Невесомые «зонтики» срываются в полет, неторопливо оседая на одежду, на ветви подступивших к тропинке деревьев, траву под ногами. На ставшей уродливо-лысой головке, будто олицетворение укоризны, торчат несколько так и не улетевших пушистых семян – криво торчат, некрасиво, одиноко сцепившись, будто ища друг у друга поддержки. В приступе жалости додуваю и их тоже, чтоб присоединились наконец к остальным, упали в почву, проросли новыми цветами.
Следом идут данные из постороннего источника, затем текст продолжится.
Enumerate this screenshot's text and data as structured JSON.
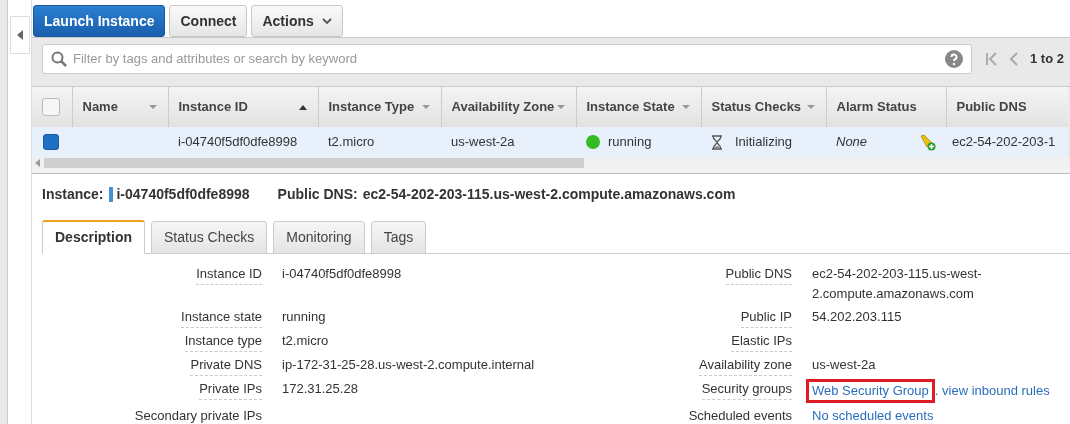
{
  "toolbar": {
    "buttons": [
      {
        "label": "Launch Instance",
        "kind": "primary"
      },
      {
        "label": "Connect",
        "kind": "default"
      },
      {
        "label": "Actions",
        "kind": "dropdown"
      }
    ]
  },
  "search": {
    "placeholder": "Filter by tags and attributes or search by keyword"
  },
  "pagination": {
    "range": "1 to 2"
  },
  "table": {
    "select_all": {
      "checked": false
    },
    "columns": [
      {
        "label": "Name",
        "sorted": false,
        "menu": true
      },
      {
        "label": "Instance ID",
        "sorted": true,
        "menu": false
      },
      {
        "label": "Instance Type",
        "sorted": false,
        "menu": true
      },
      {
        "label": "Availability Zone",
        "sorted": false,
        "menu": true
      },
      {
        "label": "Instance State",
        "sorted": false,
        "menu": true
      },
      {
        "label": "Status Checks",
        "sorted": false,
        "menu": true
      },
      {
        "label": "Alarm Status",
        "sorted": false,
        "menu": false
      },
      {
        "label": "Public DNS",
        "sorted": false,
        "menu": false
      }
    ],
    "rows": [
      {
        "selected": true,
        "name": "",
        "instance_id": "i-04740f5df0dfe8998",
        "instance_type": "t2.micro",
        "zone": "us-west-2a",
        "state": "running",
        "state_ok": true,
        "status_checks": "Initializing",
        "alarm_status": "None",
        "public_dns": "ec2-54-202-203-1"
      }
    ]
  },
  "details": {
    "instance_label": "Instance:",
    "instance_id": "i-04740f5df0dfe8998",
    "dns_label": "Public DNS:",
    "dns": "ec2-54-202-203-115.us-west-2.compute.amazonaws.com",
    "tabs": [
      {
        "label": "Description",
        "selected": true
      },
      {
        "label": "Status Checks",
        "selected": false
      },
      {
        "label": "Monitoring",
        "selected": false
      },
      {
        "label": "Tags",
        "selected": false
      }
    ],
    "left_fields": [
      {
        "label": "Instance ID",
        "values": [
          {
            "text": "i-04740f5df0dfe8998",
            "kind": "text"
          }
        ]
      },
      {
        "label": "Instance state",
        "values": [
          {
            "text": "running",
            "kind": "text"
          }
        ]
      },
      {
        "label": "Instance type",
        "values": [
          {
            "text": "t2.micro",
            "kind": "text"
          }
        ]
      },
      {
        "label": "Private DNS",
        "values": [
          {
            "text": "ip-172-31-25-28.us-west-2.compute.internal",
            "kind": "text"
          }
        ]
      },
      {
        "label": "Private IPs",
        "values": [
          {
            "text": "172.31.25.28",
            "kind": "text"
          }
        ]
      },
      {
        "label": "Secondary private IPs"
      }
    ],
    "right_fields": [
      {
        "label": "Public DNS",
        "values": [
          {
            "text": "ec2-54-202-203-115.us-west-2.compute.amazonaws.com",
            "kind": "text"
          }
        ]
      },
      {
        "label": "Public IP",
        "values": [
          {
            "text": "54.202.203.115",
            "kind": "text"
          }
        ]
      },
      {
        "label": "Elastic IPs"
      },
      {
        "label": "Availability zone",
        "values": [
          {
            "text": "us-west-2a",
            "kind": "text"
          }
        ]
      },
      {
        "label": "Security groups",
        "values": [
          {
            "text": "Web Security Group",
            "kind": "link",
            "highlighted": true
          },
          {
            "text": ". view inbound rules",
            "kind": "link",
            "highlighted": false
          }
        ]
      },
      {
        "label": "Scheduled events",
        "values": [
          {
            "text": "No scheduled events",
            "kind": "link"
          }
        ]
      }
    ]
  }
}
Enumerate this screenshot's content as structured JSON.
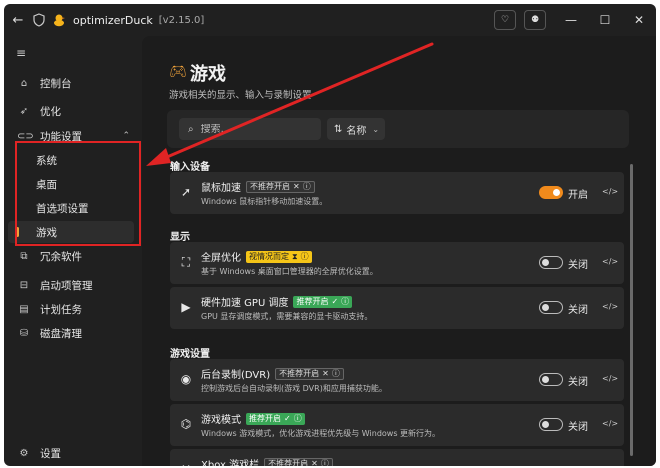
{
  "titlebar": {
    "back_icon": "back-arrow-icon",
    "app_name": "optimizerDuck",
    "version": "[v2.15.0]"
  },
  "sidebar": {
    "items": [
      {
        "label": "控制台",
        "icon": "home-icon"
      },
      {
        "label": "优化",
        "icon": "rocket-icon"
      },
      {
        "label": "功能设置",
        "icon": "toggle-icon"
      },
      {
        "label": "冗余软件",
        "icon": "package-icon"
      },
      {
        "label": "启动项管理",
        "icon": "startup-icon"
      },
      {
        "label": "计划任务",
        "icon": "calendar-icon"
      },
      {
        "label": "磁盘清理",
        "icon": "disk-icon"
      }
    ],
    "sub_items": [
      {
        "label": "系统"
      },
      {
        "label": "桌面"
      },
      {
        "label": "首选项设置"
      },
      {
        "label": "游戏",
        "active": true
      }
    ],
    "settings_label": "设置"
  },
  "main": {
    "title": "游戏",
    "subtitle": "游戏相关的显示、输入与录制设置",
    "search_placeholder": "搜索...",
    "sort_label": "名称",
    "sections": [
      {
        "label": "输入设备"
      },
      {
        "label": "显示"
      },
      {
        "label": "游戏设置"
      }
    ],
    "cards": [
      {
        "title": "鼠标加速",
        "badge": "不推荐开启",
        "badge_color": "gray",
        "desc": "Windows 鼠标指针移动加速设置。",
        "state": "开启",
        "on": true
      },
      {
        "title": "全屏优化",
        "badge": "视情况而定",
        "badge_color": "yellow",
        "desc": "基于 Windows 桌面窗口管理器的全屏优化设置。",
        "state": "关闭",
        "on": false
      },
      {
        "title": "硬件加速 GPU 调度",
        "badge": "推荐开启",
        "badge_color": "green",
        "desc": "GPU 显存调度模式，需要兼容的显卡驱动支持。",
        "state": "关闭",
        "on": false
      },
      {
        "title": "后台录制(DVR)",
        "badge": "不推荐开启",
        "badge_color": "gray",
        "desc": "控制游戏后台自动录制(游戏 DVR)和应用捕获功能。",
        "state": "关闭",
        "on": false
      },
      {
        "title": "游戏模式",
        "badge": "推荐开启",
        "badge_color": "green",
        "desc": "Windows 游戏模式，优化游戏进程优先级与 Windows 更新行为。",
        "state": "关闭",
        "on": false
      },
      {
        "title": "Xbox 游戏栏",
        "badge": "不推荐开启",
        "badge_color": "gray",
        "desc": "",
        "state": "",
        "on": false
      }
    ]
  },
  "colors": {
    "accent": "#f08a1c",
    "highlight_box": "#e02424",
    "background": "#202020"
  }
}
Жарко. Солнце со всей мощью середины лета опекает кожу, слепит глаза, не позволяя долго рассматривать такое восхитительно глубокое и яркое сегодня небо. Прекрасное солнце. Прекрасное небо. Прекрасный шорох шагов рядом. Улыбаюсь, как идиотка, делая вид, что – солнцу.
На краю зрения появляется тень, быстро приближаясь к лицу, извиваясь, мягко стукает по лбу. Рефлекторно смахиваю упавшую с ветки гусеницу, и только потом на меня накатывает. Часто, истерически дышу, ощупывая голову, вновь и вновь провожу пальцами по волосам, готовая повыдергать их к чертовой матери, если там запутался еще кто-то.
– Ударилась? – холодные пальцы осторожно прикасаются к моему лицу. – Дай посмотрю.
– Посмотри… Их нет больше? Нигде нет? – выдавливаю из себя и в ответ на вопросительную тишину уточняю: – Гусениц?
– Ни одной гусеницы, – облегченно улыбается, но голос по-прежнему тревожный, сочувствующий. И за это – спасибо.
– Фобия, – цежу, пытаясь забыть омерзительное ощущение, оставшееся на коже после скользнувшего по ней извивающегося тельца. – Забей. Сейчас… Нормально всё будет…
Отчаянно, остервенело тру испоганенный лоб, скребу кожу ногтями, пытаясь хотя бы болью перебить гадостное ощущение, зная – не получится, и еще долго потом в самые неожиданные моменты будет вспоминаться, возвращаться эта мерзота. Хочется закопаться под землю, чтоб точно не достали, да только там – черви. А в пруду – пиявки. Бесперспективняк.
Руки – осторожные, внимательные – отрывают мои ладони от лица, сжимают пальцы, потом, отпустив, обхватывают за плечи – успокаивая, удерживая.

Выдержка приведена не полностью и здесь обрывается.